Coir, Clams, and the Rhythm of Work
Coir-making is the closest thing Munroe has to an industry. Coconut husks are soaked for months in the brackish water until the fibres loosen, then beaten, spun, and woven into rope and mats. Along the canal banks, the fibres lie drying in long reddish-brown sheets that look, from a distance, like hair. Stop and watch a woman at her spinning wheel and she'll likely wave you over, hand you a strand, let you try. It takes about four seconds to realise how hard her job is.
In the shallows, men wade with long bamboo poles and rake the lakebed for clams. The shells are sold, and the lime from burning them once fed a small construction trade. It's a living, though a thinner one each year. Pollution, overharvesting, shifting salinity — the Ashtamudi clam fishery was one of the first in India to receive international sustainability certification, but the pressures remain.
Where to Sleep When You Don't Want to Leave
A handful of homestays have opened on the island, mostly small family-run affairs with three or four rooms, mosquito nets, and breakfast served on the veranda. This is the way to do it. A day trip from Kollam gives you the highlights, but staying overnight is when Munroe works its particular magic — the canals going quiet after dusk, frogs taking over the soundtrack, a single fishing lamp drifting past your window at midnight.
Expect basic comfort, not luxury. The power cuts out occasionally. The Wi-Fi, where it exists, is a polite fiction. The food, on the other hand, is usually excellent: karimeen fried in coconut oil, red rice, thoran made from whatever leafy green was in the garden that morning.
Getting There Without Overthinking It
Kollam is the gateway. A working port city about an hour and a half south of Alleppey by train, it isn't somewhere people come for urban charm — they come to catch a boat or a tuk-tuk to Munroe, which lies about 27 kilometres northeast. The road route takes roughly an hour and threads through a string of villages worth a slower look if you've got the time.
The more romantic option is the public ferry that runs between Kollam and Alleppey, an eight-hour journey that stops at Munroe along the way. It's cheap, slow, and one of the great backwater experiences in India — far more atmospheric than the private houseboats, if you don't mind a hard bench and no air conditioning.
When to Come, and What to Bring
November through February is the window. The weather is dry, humidity manageable, and the light soft enough for photographers to do real work. March to May gets punishingly hot. The southwest monsoon from June to August turns the canals muddy and the skies permanently grey — dramatic, but not what most visitors are after.
Bring mosquito repellent. Bring more than you think you need. Bring a hat, because the sun off the water is relentless even in winter. Cash is essential; ATMs are scarce on the island itself, and most homestays and canoe operators work in rupees and handshakes rather than cards.
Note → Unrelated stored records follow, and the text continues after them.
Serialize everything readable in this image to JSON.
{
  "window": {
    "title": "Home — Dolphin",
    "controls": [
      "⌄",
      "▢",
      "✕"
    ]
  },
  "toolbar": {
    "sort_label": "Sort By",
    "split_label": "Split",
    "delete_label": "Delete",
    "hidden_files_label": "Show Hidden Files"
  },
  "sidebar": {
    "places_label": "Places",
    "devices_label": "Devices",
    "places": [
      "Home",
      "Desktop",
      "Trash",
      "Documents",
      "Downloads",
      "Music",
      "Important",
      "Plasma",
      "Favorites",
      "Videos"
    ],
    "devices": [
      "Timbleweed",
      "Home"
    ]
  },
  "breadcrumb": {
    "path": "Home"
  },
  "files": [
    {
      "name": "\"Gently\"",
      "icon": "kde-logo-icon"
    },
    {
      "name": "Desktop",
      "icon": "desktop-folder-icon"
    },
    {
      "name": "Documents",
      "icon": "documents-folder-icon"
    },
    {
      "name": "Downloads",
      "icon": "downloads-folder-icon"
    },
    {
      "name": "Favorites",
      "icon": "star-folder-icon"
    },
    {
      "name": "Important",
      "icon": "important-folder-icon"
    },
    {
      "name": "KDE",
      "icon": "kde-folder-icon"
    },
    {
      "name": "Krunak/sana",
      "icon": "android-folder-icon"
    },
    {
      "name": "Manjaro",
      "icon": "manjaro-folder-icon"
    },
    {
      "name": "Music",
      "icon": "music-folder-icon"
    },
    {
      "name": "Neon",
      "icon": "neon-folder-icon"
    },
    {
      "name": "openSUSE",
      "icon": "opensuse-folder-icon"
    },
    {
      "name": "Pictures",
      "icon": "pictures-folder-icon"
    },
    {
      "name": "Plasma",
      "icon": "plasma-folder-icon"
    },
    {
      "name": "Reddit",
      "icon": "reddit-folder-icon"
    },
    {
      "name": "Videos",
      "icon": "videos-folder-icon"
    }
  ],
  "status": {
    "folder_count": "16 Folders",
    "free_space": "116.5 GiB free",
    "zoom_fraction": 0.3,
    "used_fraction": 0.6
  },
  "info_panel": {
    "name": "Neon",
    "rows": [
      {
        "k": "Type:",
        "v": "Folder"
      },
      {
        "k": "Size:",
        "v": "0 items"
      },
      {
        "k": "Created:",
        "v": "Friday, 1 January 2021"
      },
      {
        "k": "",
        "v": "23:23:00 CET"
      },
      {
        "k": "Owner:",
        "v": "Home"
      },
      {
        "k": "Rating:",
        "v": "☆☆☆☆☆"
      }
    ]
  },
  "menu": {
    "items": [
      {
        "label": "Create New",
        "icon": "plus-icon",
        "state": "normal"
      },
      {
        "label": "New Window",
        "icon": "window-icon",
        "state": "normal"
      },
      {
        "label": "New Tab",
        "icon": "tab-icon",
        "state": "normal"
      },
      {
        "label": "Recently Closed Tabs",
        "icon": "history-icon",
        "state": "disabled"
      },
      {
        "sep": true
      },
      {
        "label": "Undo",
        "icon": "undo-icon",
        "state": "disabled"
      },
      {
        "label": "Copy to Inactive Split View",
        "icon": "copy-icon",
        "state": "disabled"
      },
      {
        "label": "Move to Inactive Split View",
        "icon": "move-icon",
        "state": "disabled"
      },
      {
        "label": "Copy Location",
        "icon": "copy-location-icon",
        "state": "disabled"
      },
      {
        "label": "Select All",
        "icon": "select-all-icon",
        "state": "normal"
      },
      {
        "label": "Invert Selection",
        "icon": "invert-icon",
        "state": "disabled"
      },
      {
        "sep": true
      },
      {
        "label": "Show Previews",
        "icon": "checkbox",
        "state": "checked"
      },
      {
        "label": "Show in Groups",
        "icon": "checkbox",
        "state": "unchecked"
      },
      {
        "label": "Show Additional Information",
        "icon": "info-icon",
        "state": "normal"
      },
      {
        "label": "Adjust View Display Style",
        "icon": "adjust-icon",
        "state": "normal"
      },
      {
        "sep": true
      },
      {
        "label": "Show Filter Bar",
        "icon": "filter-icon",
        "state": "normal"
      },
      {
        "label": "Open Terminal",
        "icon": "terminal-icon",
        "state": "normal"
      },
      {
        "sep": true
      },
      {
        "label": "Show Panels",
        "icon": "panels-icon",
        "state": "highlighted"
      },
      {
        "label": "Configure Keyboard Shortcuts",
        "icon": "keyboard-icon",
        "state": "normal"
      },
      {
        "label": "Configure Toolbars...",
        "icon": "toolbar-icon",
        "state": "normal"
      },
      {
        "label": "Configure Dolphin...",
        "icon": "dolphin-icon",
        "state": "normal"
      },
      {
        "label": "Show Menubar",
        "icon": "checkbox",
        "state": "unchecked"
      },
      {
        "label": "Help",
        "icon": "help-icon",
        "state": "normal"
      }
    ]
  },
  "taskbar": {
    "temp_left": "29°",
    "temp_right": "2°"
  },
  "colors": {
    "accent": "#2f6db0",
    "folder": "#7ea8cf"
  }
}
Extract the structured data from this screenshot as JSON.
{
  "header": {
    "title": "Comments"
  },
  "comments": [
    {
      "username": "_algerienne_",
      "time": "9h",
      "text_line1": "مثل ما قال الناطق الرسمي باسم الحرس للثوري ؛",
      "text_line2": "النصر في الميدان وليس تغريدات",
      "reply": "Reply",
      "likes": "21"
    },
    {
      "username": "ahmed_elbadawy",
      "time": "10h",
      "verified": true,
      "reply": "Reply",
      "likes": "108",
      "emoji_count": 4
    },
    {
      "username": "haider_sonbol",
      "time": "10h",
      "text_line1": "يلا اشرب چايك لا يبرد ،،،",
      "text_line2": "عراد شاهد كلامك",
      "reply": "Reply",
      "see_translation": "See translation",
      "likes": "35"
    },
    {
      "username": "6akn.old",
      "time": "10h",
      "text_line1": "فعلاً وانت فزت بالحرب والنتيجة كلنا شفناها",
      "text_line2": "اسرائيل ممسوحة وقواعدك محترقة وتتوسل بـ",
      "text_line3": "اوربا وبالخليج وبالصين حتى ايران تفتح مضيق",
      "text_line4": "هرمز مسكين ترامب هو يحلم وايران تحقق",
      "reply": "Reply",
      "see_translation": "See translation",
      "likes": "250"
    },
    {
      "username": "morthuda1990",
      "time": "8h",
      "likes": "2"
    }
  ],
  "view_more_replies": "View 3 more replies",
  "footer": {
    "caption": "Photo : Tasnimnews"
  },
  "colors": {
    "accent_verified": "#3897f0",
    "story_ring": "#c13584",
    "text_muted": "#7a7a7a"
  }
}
A Place That Asks You to Slow Down
Munroe rewards patience. It doesn't have monuments or viewpoints or anything you can check off a list. What it offers is the chance to spend a day — or two, or three — watching a way of life that is both ordinary and quietly disappearing. Go by canoe, stay overnight if you can, and let the place set the pace. You'll leave with fewer photographs than you expected and more of something harder to name. That's the point.